How the Talmud Can Serve as an Antidote to the Ills of the Digital Age https://mosaicmagazine.com/picks/religion-holidays/2024/01/how-the-talmud-can-serve-as-an-antidote-to-the-ills-of-the-digital-age/

January 10, 2024 | Micah Goodman
About the author: Micah Goodman is the author of six bestselling books and one of the founders of Beit Prat in Israel. In 2017, he was named by the Jerusalem Post one of the 50 most influential Jews.

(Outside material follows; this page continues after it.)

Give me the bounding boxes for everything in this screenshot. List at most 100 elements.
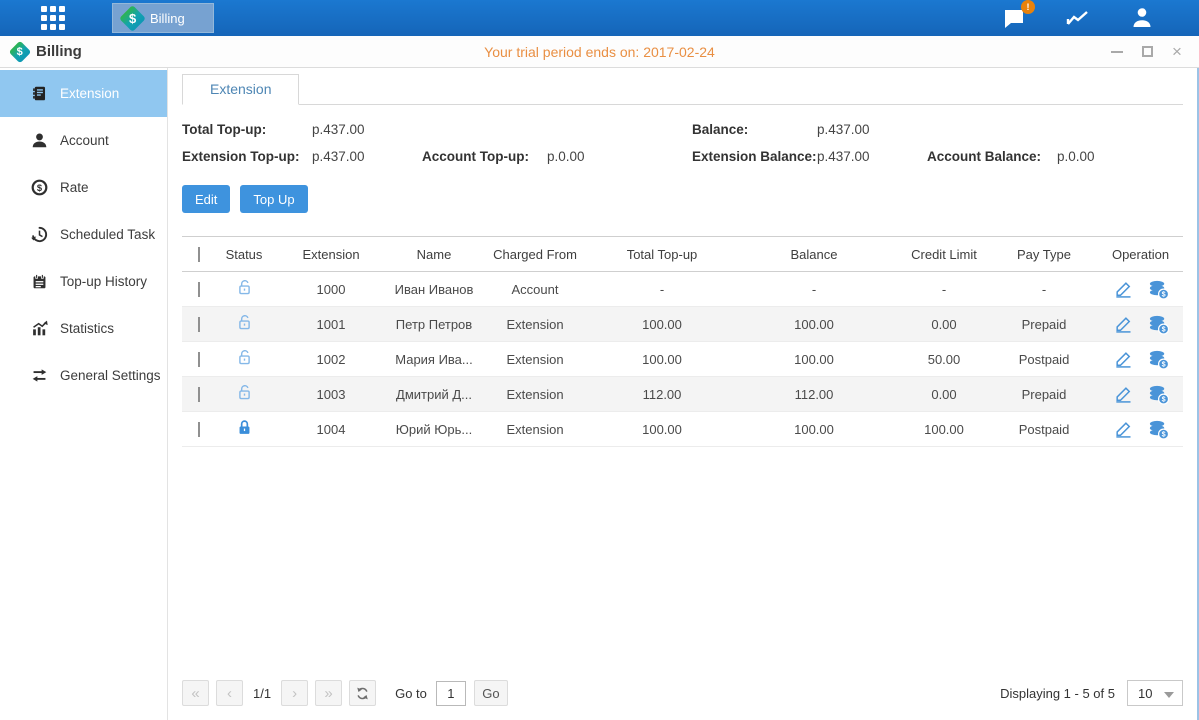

The advent of the Internet, smartphones, and social media have undoubtedly changed human society, often for the worse. Looking at the ways these technologies foster narrow perspectives and present users with constant reinforcement of their beliefs, Micah Goodman suggests Talmud study as a means to exercise mental and emotional muscles that have decayed through living online. Goodman points to the famous disputes between the respective disciples of the 1st-century sages Hillel and Shammai, and the Talmud’s decision to favor the former:

Why did the judgment of Beit Hillel, [the school of Hillel], become the basis for determining the law? Rabbi Judah bar Pazi said it was because its members quoted the words of Beit Shammai before their own words. Not only that, but if they were convinced by the words of Beit Shammai, they changed their opinions, as recorded in Tractate Sukkah 2:8 in the Jerusalem Talmud.

It wasn’t because Beit Hillel was always right that Jewish law was settled in accordance with this ancient school of thought. It was because Beit Hillel was conscious of the fact that it was not always right. According to the wonderful paradox of the Talmud, Jewish law was determined according to the opinions of those who were not locked into their opinions. . . .

Digital technology’s algorithms feed us opinions and ideas we already have, and in an anti-talmudic maneuver, they restrict our intellectual world to the narrow confines of our own existing opinions.